Sur ce, le nouveau connétable, Gautier de Brienne, duc d’Athènes… oui, un cousin de Raoul, l’autre branche des Brienne; cette fois, on n’avait pas choisi un jeunot… s’en alla prendre Navarre par la main… «Le roi vous pardonne, pour l’amitié des reines, de bon cœur et de bonne volonté.»
À quoi, le cardinal de Boulogne eut charge d’ajouter bien haut: «Qu’aucun du lignage du roi ne s’aventure désormais à recommencer car, fût-il fils du roi, il en sera fait justice.»
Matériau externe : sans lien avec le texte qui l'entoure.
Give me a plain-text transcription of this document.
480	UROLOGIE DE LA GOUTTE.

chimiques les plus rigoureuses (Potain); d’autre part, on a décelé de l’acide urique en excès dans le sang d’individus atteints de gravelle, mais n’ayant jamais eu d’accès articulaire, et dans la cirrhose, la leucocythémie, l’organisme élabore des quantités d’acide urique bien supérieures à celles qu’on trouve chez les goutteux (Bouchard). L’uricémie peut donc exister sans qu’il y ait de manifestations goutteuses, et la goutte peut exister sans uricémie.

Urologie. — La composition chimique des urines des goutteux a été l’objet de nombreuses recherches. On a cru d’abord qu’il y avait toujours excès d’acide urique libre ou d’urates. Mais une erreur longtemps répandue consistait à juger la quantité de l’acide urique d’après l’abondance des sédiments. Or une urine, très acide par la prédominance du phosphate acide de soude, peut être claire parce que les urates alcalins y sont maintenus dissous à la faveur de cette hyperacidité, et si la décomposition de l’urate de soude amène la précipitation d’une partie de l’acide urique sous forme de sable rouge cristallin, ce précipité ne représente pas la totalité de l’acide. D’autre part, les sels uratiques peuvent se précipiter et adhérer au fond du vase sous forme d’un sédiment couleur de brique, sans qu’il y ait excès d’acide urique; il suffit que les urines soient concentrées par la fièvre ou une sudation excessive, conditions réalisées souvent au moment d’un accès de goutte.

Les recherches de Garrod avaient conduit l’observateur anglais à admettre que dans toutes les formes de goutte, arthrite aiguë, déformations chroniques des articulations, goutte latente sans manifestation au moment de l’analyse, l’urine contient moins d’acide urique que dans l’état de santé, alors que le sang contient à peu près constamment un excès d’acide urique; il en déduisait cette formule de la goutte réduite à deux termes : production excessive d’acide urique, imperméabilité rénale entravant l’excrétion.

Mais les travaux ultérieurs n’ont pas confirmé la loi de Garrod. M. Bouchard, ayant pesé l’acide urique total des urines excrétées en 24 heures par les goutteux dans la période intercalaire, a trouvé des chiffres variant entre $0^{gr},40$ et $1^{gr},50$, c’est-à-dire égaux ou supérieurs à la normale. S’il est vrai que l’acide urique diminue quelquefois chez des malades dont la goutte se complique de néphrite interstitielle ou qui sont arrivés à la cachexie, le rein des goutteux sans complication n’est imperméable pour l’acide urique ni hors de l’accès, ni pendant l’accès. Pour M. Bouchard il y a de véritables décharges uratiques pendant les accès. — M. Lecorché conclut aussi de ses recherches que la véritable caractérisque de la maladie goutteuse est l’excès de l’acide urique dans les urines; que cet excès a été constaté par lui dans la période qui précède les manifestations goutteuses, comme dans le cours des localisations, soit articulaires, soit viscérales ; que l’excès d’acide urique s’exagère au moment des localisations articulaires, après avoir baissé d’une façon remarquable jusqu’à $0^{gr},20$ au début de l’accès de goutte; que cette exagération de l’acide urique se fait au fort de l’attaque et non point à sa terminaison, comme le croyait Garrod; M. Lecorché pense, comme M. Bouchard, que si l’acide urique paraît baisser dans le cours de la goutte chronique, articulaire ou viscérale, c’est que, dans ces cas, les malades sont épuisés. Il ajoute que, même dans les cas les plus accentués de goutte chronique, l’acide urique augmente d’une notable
Belle justice, en vérité, dont chacun riait sous cape. Et devant toute la cour, le beau-père et le gendre s’embrassèrent. Je vous conterai la suite demain.
IX
LE MAUVAIS EN AVIGNON
Pour bien vous dire le vrai, mon neveu, je préfère ces églises de jadis, comme celle du Dorat où nous venons de passer, aux églises qu’on nous fait depuis cent cinquante ou deux cents ans, qui sont des prouesses de pierre, mais où l’ombre est si dense, les ornements si profus et souvent si effrayants, que l’on s’y sent le cœur serré d’angoisse, autant que si l’on était perdu dans la nuit au milieu de la forêt. Ce n’est pas bien vu, je le sais, que d’avoir mon goût; mais c’est le mien et je m’y tiens. Peut-être me vient-il de ce que j’ai grandi dans notre vieux château de Périgueux, planté sur un monument de l’antique Rome, tout près de notre Saint-Front, tout près de notre Saint-Étienne, et que j’aime à retrouver les formes qui me les rappellent, ces beaux piliers simples et réguliers et ces hauts cintres bien arrondis sous lesquels la lumière se répand aisément.